On Thursday, the European PSN store was updated with a little known, and underhyped addition – Vidzone.
Not a game, or part of any other Playstation system or Network, Vidzone is an interesting PAL only addition to the PS3 application suite. Why? Because it’s offering up high quality, streaming, full screen music videos at the low, low cost of absolutely zip.
Sound interesting? Hit the jump for my hands on impressions.
VidZone was quietly dropped on the PAL store on the 12 of June, yet offering quite a significant service. Download this application, Sony beckons, and we will serve you on demand music videos from a selection of over 25,000. An impressive claim indeed, but does it deliver on the promise?
The answer is a definite Yes. Sony have done a specular job in creating a smooth, lag free interface and system that makes it easy to customize playlists, find other tracks from the same artist and brand new clips. Anyone who has played SingStar on PS3 can remember the sluggish, slightly laggy interface on the Store, but VidZone feels like it’s practically already downloaded the music to your HDD..
After you download and install the app, a link to VZ sits underneath your Music XMB, and when selected jumps straight into the main setup. After about 10 minutes (the first time, consequential uses only take a couple of minutes to sync) you’re greeted with the main screen. From here, you can choose from one of the set featured playlists, search for a specific track or artist, or start building a list of your own.
Once the chosen video is playing you can make it fullscreen or leave it in a window while you search through the database and find new music to add to a playlist, while using the controller to pause, rewind, fast forward or skip songs. In full screen, an opaque window will occasionally popup with a small ad banner and and the title of the track currently playing. It’s all seemless and unobtrusive, although all the ads I got were for UK companies.
The video and sound quality are phenomenal. Originally, I expected the low bitrate required for streaming would reduce the quality too much, providing for a terrible picture and aural quality on my 46′ LCD and external speaker set. Again, I was glad to be mistaken. While the video isn’t HD, it is upscaled SD, thus looking very crisp with only a limited amount of blur and pixelation.
The same goes with the sound – the levels of bass and treble were clean, there’s none of the usual “tinny” or “muted” quirks that generally plague streaming sound to fit low connections. A problem though, and one that won’t come as a surprise to many, is that the tracks are censored, which I found a bit irritating (especially in songs with a fair amount of language like Eminem or Marilyn Manson).

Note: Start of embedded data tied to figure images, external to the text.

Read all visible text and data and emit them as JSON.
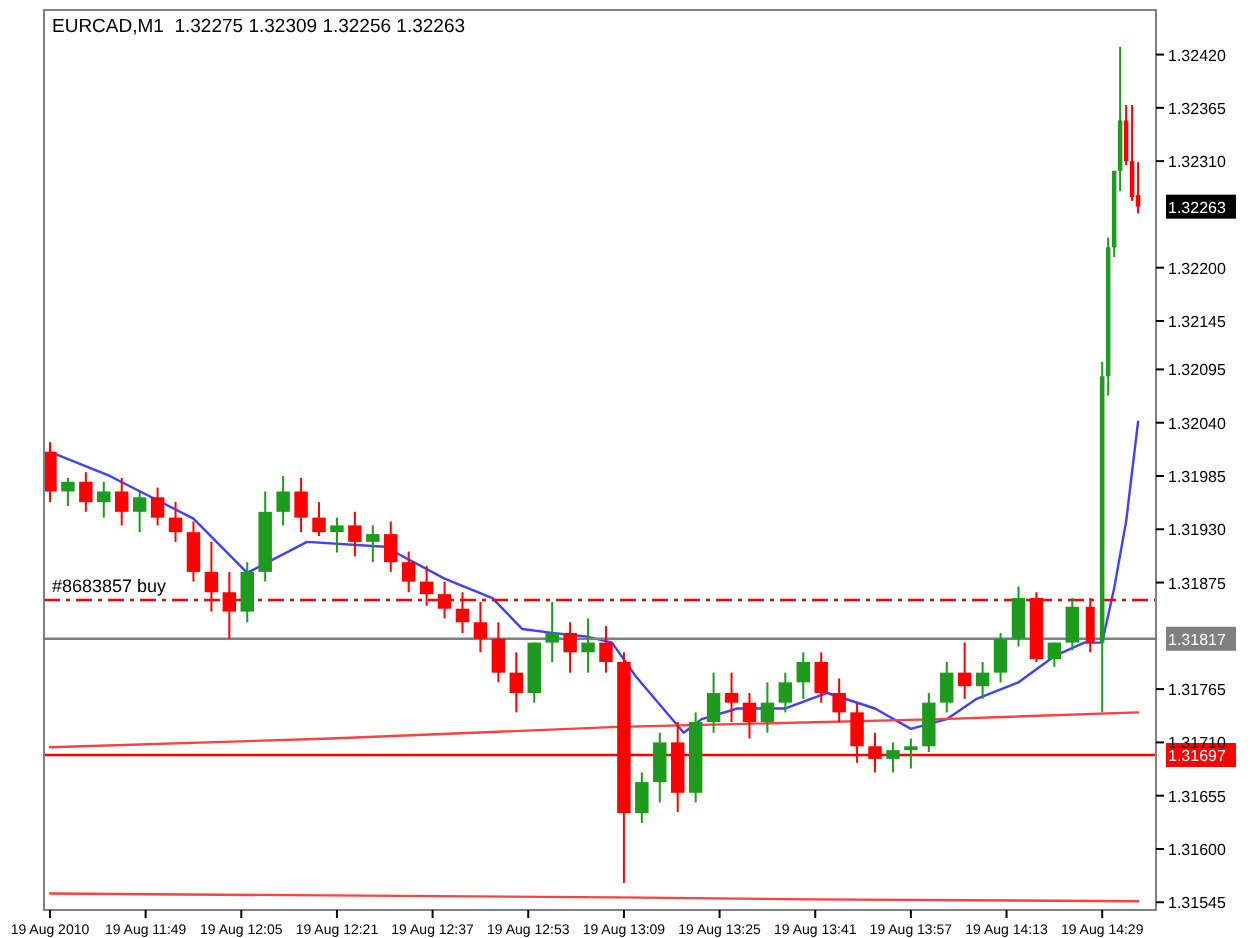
{
  "chart_data": {
    "type": "candlestick",
    "title": "EURCAD,M1  1.32275 1.32309 1.32256 1.32263",
    "x": [
      "2010-08-19T11:33",
      "2010-08-19T11:36",
      "2010-08-19T11:39",
      "2010-08-19T11:42",
      "2010-08-19T11:45",
      "2010-08-19T11:48",
      "2010-08-19T11:51",
      "2010-08-19T11:54",
      "2010-08-19T11:57",
      "2010-08-19T12:00",
      "2010-08-19T12:03",
      "2010-08-19T12:06",
      "2010-08-19T12:09",
      "2010-08-19T12:12",
      "2010-08-19T12:15",
      "2010-08-19T12:18",
      "2010-08-19T12:21",
      "2010-08-19T12:24",
      "2010-08-19T12:27",
      "2010-08-19T12:30",
      "2010-08-19T12:33",
      "2010-08-19T12:36",
      "2010-08-19T12:39",
      "2010-08-19T12:42",
      "2010-08-19T12:45",
      "2010-08-19T12:48",
      "2010-08-19T12:51",
      "2010-08-19T12:54",
      "2010-08-19T12:57",
      "2010-08-19T13:00",
      "2010-08-19T13:03",
      "2010-08-19T13:06",
      "2010-08-19T13:09",
      "2010-08-19T13:12",
      "2010-08-19T13:15",
      "2010-08-19T13:18",
      "2010-08-19T13:21",
      "2010-08-19T13:24",
      "2010-08-19T13:27",
      "2010-08-19T13:30",
      "2010-08-19T13:33",
      "2010-08-19T13:36",
      "2010-08-19T13:39",
      "2010-08-19T13:42",
      "2010-08-19T13:45",
      "2010-08-19T13:48",
      "2010-08-19T13:51",
      "2010-08-19T13:54",
      "2010-08-19T13:57",
      "2010-08-19T14:00",
      "2010-08-19T14:03",
      "2010-08-19T14:06",
      "2010-08-19T14:09",
      "2010-08-19T14:12",
      "2010-08-19T14:15",
      "2010-08-19T14:18",
      "2010-08-19T14:21",
      "2010-08-19T14:24",
      "2010-08-19T14:27",
      "2010-08-19T14:29",
      "2010-08-19T14:30",
      "2010-08-19T14:31",
      "2010-08-19T14:32",
      "2010-08-19T14:33",
      "2010-08-19T14:34",
      "2010-08-19T14:35"
    ],
    "ohlc": [
      [
        1.3201,
        1.3202,
        1.31958,
        1.31969
      ],
      [
        1.31969,
        1.31983,
        1.31954,
        1.31979
      ],
      [
        1.31979,
        1.31989,
        1.31948,
        1.31958
      ],
      [
        1.31958,
        1.31979,
        1.31942,
        1.31969
      ],
      [
        1.31969,
        1.31983,
        1.31934,
        1.31948
      ],
      [
        1.31948,
        1.31969,
        1.31927,
        1.31963
      ],
      [
        1.31963,
        1.31973,
        1.31934,
        1.31942
      ],
      [
        1.31942,
        1.31958,
        1.31917,
        1.31927
      ],
      [
        1.31927,
        1.31938,
        1.31876,
        1.31886
      ],
      [
        1.31886,
        1.31917,
        1.31845,
        1.31865
      ],
      [
        1.31865,
        1.31886,
        1.31817,
        1.31845
      ],
      [
        1.31845,
        1.31896,
        1.31834,
        1.31886
      ],
      [
        1.31886,
        1.31969,
        1.31876,
        1.31948
      ],
      [
        1.31948,
        1.31985,
        1.31934,
        1.31969
      ],
      [
        1.31969,
        1.31983,
        1.31927,
        1.31942
      ],
      [
        1.31942,
        1.31958,
        1.31923,
        1.31927
      ],
      [
        1.31927,
        1.31942,
        1.31906,
        1.31934
      ],
      [
        1.31934,
        1.31948,
        1.31902,
        1.31917
      ],
      [
        1.31917,
        1.31934,
        1.31896,
        1.31925
      ],
      [
        1.31925,
        1.31938,
        1.31886,
        1.31896
      ],
      [
        1.31896,
        1.31907,
        1.31865,
        1.31876
      ],
      [
        1.31876,
        1.31892,
        1.31851,
        1.31863
      ],
      [
        1.31863,
        1.31876,
        1.31838,
        1.31848
      ],
      [
        1.31848,
        1.31865,
        1.31823,
        1.31834
      ],
      [
        1.31834,
        1.31855,
        1.31803,
        1.31817
      ],
      [
        1.31817,
        1.31834,
        1.31772,
        1.31782
      ],
      [
        1.31782,
        1.31803,
        1.31741,
        1.31761
      ],
      [
        1.31761,
        1.31813,
        1.31751,
        1.31813
      ],
      [
        1.31813,
        1.31855,
        1.31793,
        1.31823
      ],
      [
        1.31823,
        1.31834,
        1.31782,
        1.31803
      ],
      [
        1.31803,
        1.31838,
        1.31782,
        1.31813
      ],
      [
        1.31813,
        1.3183,
        1.31782,
        1.31793
      ],
      [
        1.31793,
        1.31803,
        1.31565,
        1.31637
      ],
      [
        1.31637,
        1.31679,
        1.31627,
        1.31669
      ],
      [
        1.31669,
        1.3172,
        1.31648,
        1.3171
      ],
      [
        1.3171,
        1.31731,
        1.31638,
        1.31658
      ],
      [
        1.31658,
        1.31741,
        1.31648,
        1.31731
      ],
      [
        1.31731,
        1.31782,
        1.3172,
        1.31761
      ],
      [
        1.31761,
        1.31782,
        1.31731,
        1.31751
      ],
      [
        1.31751,
        1.31761,
        1.31714,
        1.31731
      ],
      [
        1.31731,
        1.31772,
        1.3172,
        1.31751
      ],
      [
        1.31751,
        1.31782,
        1.31741,
        1.31772
      ],
      [
        1.31772,
        1.31803,
        1.31755,
        1.31793
      ],
      [
        1.31793,
        1.31803,
        1.31751,
        1.31761
      ],
      [
        1.31761,
        1.31776,
        1.31731,
        1.31741
      ],
      [
        1.31741,
        1.31751,
        1.31689,
        1.31706
      ],
      [
        1.31706,
        1.3172,
        1.31679,
        1.31693
      ],
      [
        1.31693,
        1.3171,
        1.31679,
        1.31702
      ],
      [
        1.31702,
        1.31714,
        1.31683,
        1.31706
      ],
      [
        1.31706,
        1.31761,
        1.317,
        1.31751
      ],
      [
        1.31751,
        1.31793,
        1.31741,
        1.31782
      ],
      [
        1.31782,
        1.31813,
        1.31755,
        1.31768
      ],
      [
        1.31768,
        1.31793,
        1.31755,
        1.31782
      ],
      [
        1.31782,
        1.31823,
        1.31772,
        1.31817
      ],
      [
        1.31817,
        1.31871,
        1.31809,
        1.31859
      ],
      [
        1.31859,
        1.31865,
        1.31793,
        1.31796
      ],
      [
        1.31796,
        1.31813,
        1.31788,
        1.31813
      ],
      [
        1.31813,
        1.31859,
        1.31805,
        1.3185
      ],
      [
        1.3185,
        1.31859,
        1.31803,
        1.31813
      ],
      [
        1.31813,
        1.32103,
        1.31741,
        1.32088
      ],
      [
        1.32088,
        1.32231,
        1.32068,
        1.32221
      ],
      [
        1.32221,
        1.323,
        1.32211,
        1.323
      ],
      [
        1.323,
        1.32428,
        1.32279,
        1.32352
      ],
      [
        1.32352,
        1.32368,
        1.32306,
        1.3231
      ],
      [
        1.3231,
        1.32368,
        1.32269,
        1.32273
      ],
      [
        1.32275,
        1.32309,
        1.32256,
        1.32263
      ]
    ],
    "series": [
      {
        "type": "line",
        "color": "#4040ff",
        "x": [
          "2010-08-19T11:33",
          "2010-08-19T11:43",
          "2010-08-19T11:57",
          "2010-08-19T12:06",
          "2010-08-19T12:16",
          "2010-08-19T12:29",
          "2010-08-19T12:39",
          "2010-08-19T12:47",
          "2010-08-19T12:52",
          "2010-08-19T12:57",
          "2010-08-19T13:03",
          "2010-08-19T13:07",
          "2010-08-19T13:11",
          "2010-08-19T13:19",
          "2010-08-19T13:22",
          "2010-08-19T13:28",
          "2010-08-19T13:36",
          "2010-08-19T13:43",
          "2010-08-19T13:51",
          "2010-08-19T13:57",
          "2010-08-19T14:03",
          "2010-08-19T14:08",
          "2010-08-19T14:15",
          "2010-08-19T14:21",
          "2010-08-19T14:26",
          "2010-08-19T14:29",
          "2010-08-19T14:31",
          "2010-08-19T14:33",
          "2010-08-19T14:35"
        ],
        "values": [
          1.3201,
          1.31985,
          1.31941,
          1.31885,
          1.31917,
          1.31912,
          1.31879,
          1.31859,
          1.31827,
          1.31823,
          1.31819,
          1.31813,
          1.31778,
          1.3172,
          1.31734,
          1.31745,
          1.31745,
          1.31761,
          1.31745,
          1.31724,
          1.31734,
          1.31755,
          1.31772,
          1.31799,
          1.31813,
          1.31813,
          1.31869,
          1.31938,
          1.32041
        ]
      },
      {
        "type": "line",
        "color": "#ff4040",
        "x": [
          "2010-08-19T11:33",
          "2010-08-19T12:20",
          "2010-08-19T13:08",
          "2010-08-19T14:02",
          "2010-08-19T14:35"
        ],
        "values": [
          1.31705,
          1.31714,
          1.31726,
          1.31734,
          1.31741
        ]
      },
      {
        "type": "line",
        "color": "#ff4040",
        "x": [
          "2010-08-19T11:33",
          "2010-08-19T13:08",
          "2010-08-19T13:40",
          "2010-08-19T14:35"
        ],
        "values": [
          1.31554,
          1.3155,
          1.31548,
          1.31546
        ]
      }
    ],
    "ref_lines": [
      {
        "axis": "y",
        "value": 1.31857,
        "label": "#8683857 buy",
        "color": "#ff0000",
        "line_style": "dashed"
      },
      {
        "axis": "y",
        "value": 1.31817,
        "label": "1.31817",
        "color": "#808080",
        "line_style": "solid"
      },
      {
        "axis": "y",
        "value": 1.31697,
        "label": "1.31697",
        "color": "#ff0000",
        "line_style": "solid"
      }
    ],
    "annotations": [
      "1.32263"
    ],
    "xlim": [
      "2010-08-19T11:32",
      "2010-08-19T14:38"
    ],
    "xticks": [
      {
        "value": "2010-08-19T11:33",
        "label": "19 Aug 2010"
      },
      {
        "value": "2010-08-19T11:49",
        "label": "19 Aug 11:49"
      },
      {
        "value": "2010-08-19T12:05",
        "label": "19 Aug 12:05"
      },
      {
        "value": "2010-08-19T12:21",
        "label": "19 Aug 12:21"
      },
      {
        "value": "2010-08-19T12:37",
        "label": "19 Aug 12:37"
      },
      {
        "value": "2010-08-19T12:53",
        "label": "19 Aug 12:53"
      },
      {
        "value": "2010-08-19T13:09",
        "label": "19 Aug 13:09"
      },
      {
        "value": "2010-08-19T13:25",
        "label": "19 Aug 13:25"
      },
      {
        "value": "2010-08-19T13:41",
        "label": "19 Aug 13:41"
      },
      {
        "value": "2010-08-19T13:57",
        "label": "19 Aug 13:57"
      },
      {
        "value": "2010-08-19T14:13",
        "label": "19 Aug 14:13"
      },
      {
        "value": "2010-08-19T14:29",
        "label": "19 Aug 14:29"
      }
    ],
    "ylim": [
      1.31537,
      1.32466
    ],
    "yticks": [
      {
        "value": 1.3242,
        "label": "1.32420"
      },
      {
        "value": 1.32365,
        "label": "1.32365"
      },
      {
        "value": 1.3231,
        "label": "1.32310"
      },
      {
        "value": 1.322,
        "label": "1.32200"
      },
      {
        "value": 1.32145,
        "label": "1.32145"
      },
      {
        "value": 1.32095,
        "label": "1.32095"
      },
      {
        "value": 1.3204,
        "label": "1.32040"
      },
      {
        "value": 1.31985,
        "label": "1.31985"
      },
      {
        "value": 1.3193,
        "label": "1.31930"
      },
      {
        "value": 1.31875,
        "label": "1.31875"
      },
      {
        "value": 1.31765,
        "label": "1.31765"
      },
      {
        "value": 1.3171,
        "label": "1.31710"
      },
      {
        "value": 1.31655,
        "label": "1.31655"
      },
      {
        "value": 1.316,
        "label": "1.31600"
      },
      {
        "value": 1.31545,
        "label": "1.31545"
      }
    ],
    "grid": false
  }
}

Strangely enough, some of the others are “directors cuts”, which tend to be a bit longer and slight more, well, “risque” then the originals. It’s funny how you can show Britney completely naked with a specially placed arm, but simply uttering the word “shit” causes advertisers to flee from the connection. But it’s a very small price to pay for the overwhelming amount of available music.
The library stretches across the entire catalogues from Sony BMG and EMI, with promises of more to come once agreements with the other major record studios are established. What’s already offered though is extremely impressive – Artists ranging from the Foo Fighters to Michael Jackson, George Michael to Jamariqui, Korn to Kayne West. You’re guaranteed to find something you like, and the possibilites for party entertainment are huge.
The addition of VidZone is a huge plus for Sony. People who read my PSN article may be aware that I wasn’t all that thrilled with Home, since its functionality and purpose were reasonably debatable at launch. But I feel if Sony keep making free additions like this, they will be on the way to meeting their original desire – providing the full media experience on a single console.